DM He’s been through the wars over the years and he’s been riding – I’ve seen Chris in magazines when I very first started riding trials. He’s definitely been one of my heroes of riding or someone who’s influenced me a lot over the years. It comes with riding – it doesn’t matter if you’re riding to work every day or doing tricks or downhill you’re going to have a tumble – some are worst that others. I’m quite pleased with not falling off a 40ft cliff! Definitely. Chris’ video actually gave me nightmares when I first saw his crash. It’s excellent to see him back on his mountain bike. And I’m sure he’ll come back stronger than ever – it’s all just about being positive and taking the time to recover properly which I’m quite bad at getting back on my bike a little too early.

LC I was going to say – how do you mentally prepare for those tricks – there’s a bit in Industrial Revolutions where you’re going along a rope or a chain?

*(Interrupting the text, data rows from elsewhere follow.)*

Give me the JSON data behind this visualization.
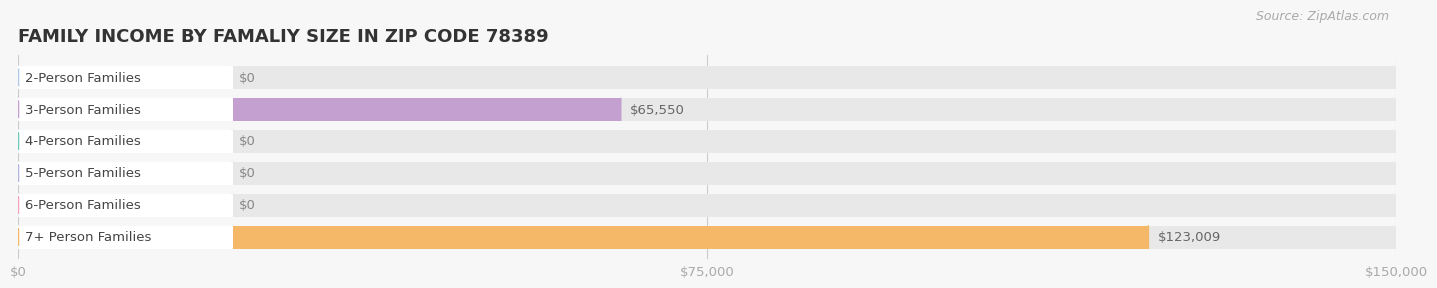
{
  "title": "FAMILY INCOME BY FAMALIY SIZE IN ZIP CODE 78389",
  "source": "Source: ZipAtlas.com",
  "categories": [
    "2-Person Families",
    "3-Person Families",
    "4-Person Families",
    "5-Person Families",
    "6-Person Families",
    "7+ Person Families"
  ],
  "values": [
    0,
    65550,
    0,
    0,
    0,
    123009
  ],
  "bar_colors": [
    "#aec8e8",
    "#c4a0d0",
    "#70c8b8",
    "#b0b4e0",
    "#f4a0b8",
    "#f4b868"
  ],
  "value_labels": [
    "$0",
    "$65,550",
    "$0",
    "$0",
    "$0",
    "$123,009"
  ],
  "xlim_max": 150000,
  "xticks": [
    0,
    75000,
    150000
  ],
  "xtick_labels": [
    "$0",
    "$75,000",
    "$150,000"
  ],
  "bg_color": "#f7f7f7",
  "row_bg_color": "#e8e8e8",
  "title_fontsize": 13,
  "bar_height": 0.72,
  "label_fontsize": 9.5,
  "tick_fontsize": 9.5,
  "source_fontsize": 9
}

DM It’s kind of tricky – there are some things are harder than they look. The cable ride in Industrial Revolutions wasn’t that hard – it had some sort of girders you could jump off on to. I was quite confident in some ways – it only took about an hour of riding to do which compared to some other lines is not very much. The kind of bigger impact stuff where you’re dropping 12 foot plus or doing flips down drops can be harder to prepare yourself for because you know they’re going to – even if you do them right they’re going to hurt a bit and even with my weak leg some of the bigger drops were a lot of hard work. When you’re filming I try to think I don’t want to look back and wish I’d done something, I’d may as well just do it there and then and I’ll be pleased about the results afterwards.

LC You’re incredibly modest. Way Back Home won Best Bike Film and Short last year and Industrial Revolutions has won best bike film and best viral this year so apart from getting yourself on the mend what have you got planned?

DM I’ve definitely got plans for another Red Bull project – hopefully this year. This back operation takes a while to recover from – I don’t think I’ll be fully healthy for about 8 months but hopefully I’ll be back on the bike a fair bit before that – cross-country bike for sure anyway. I can’t really give too much away at the moment but I’m looking to mix things up a bit and give everyone something new to watch, something a bit fresh. Should be fun. I really enjoy making the videos and I’m lucky I get free range to go and do what I want to it’s cool.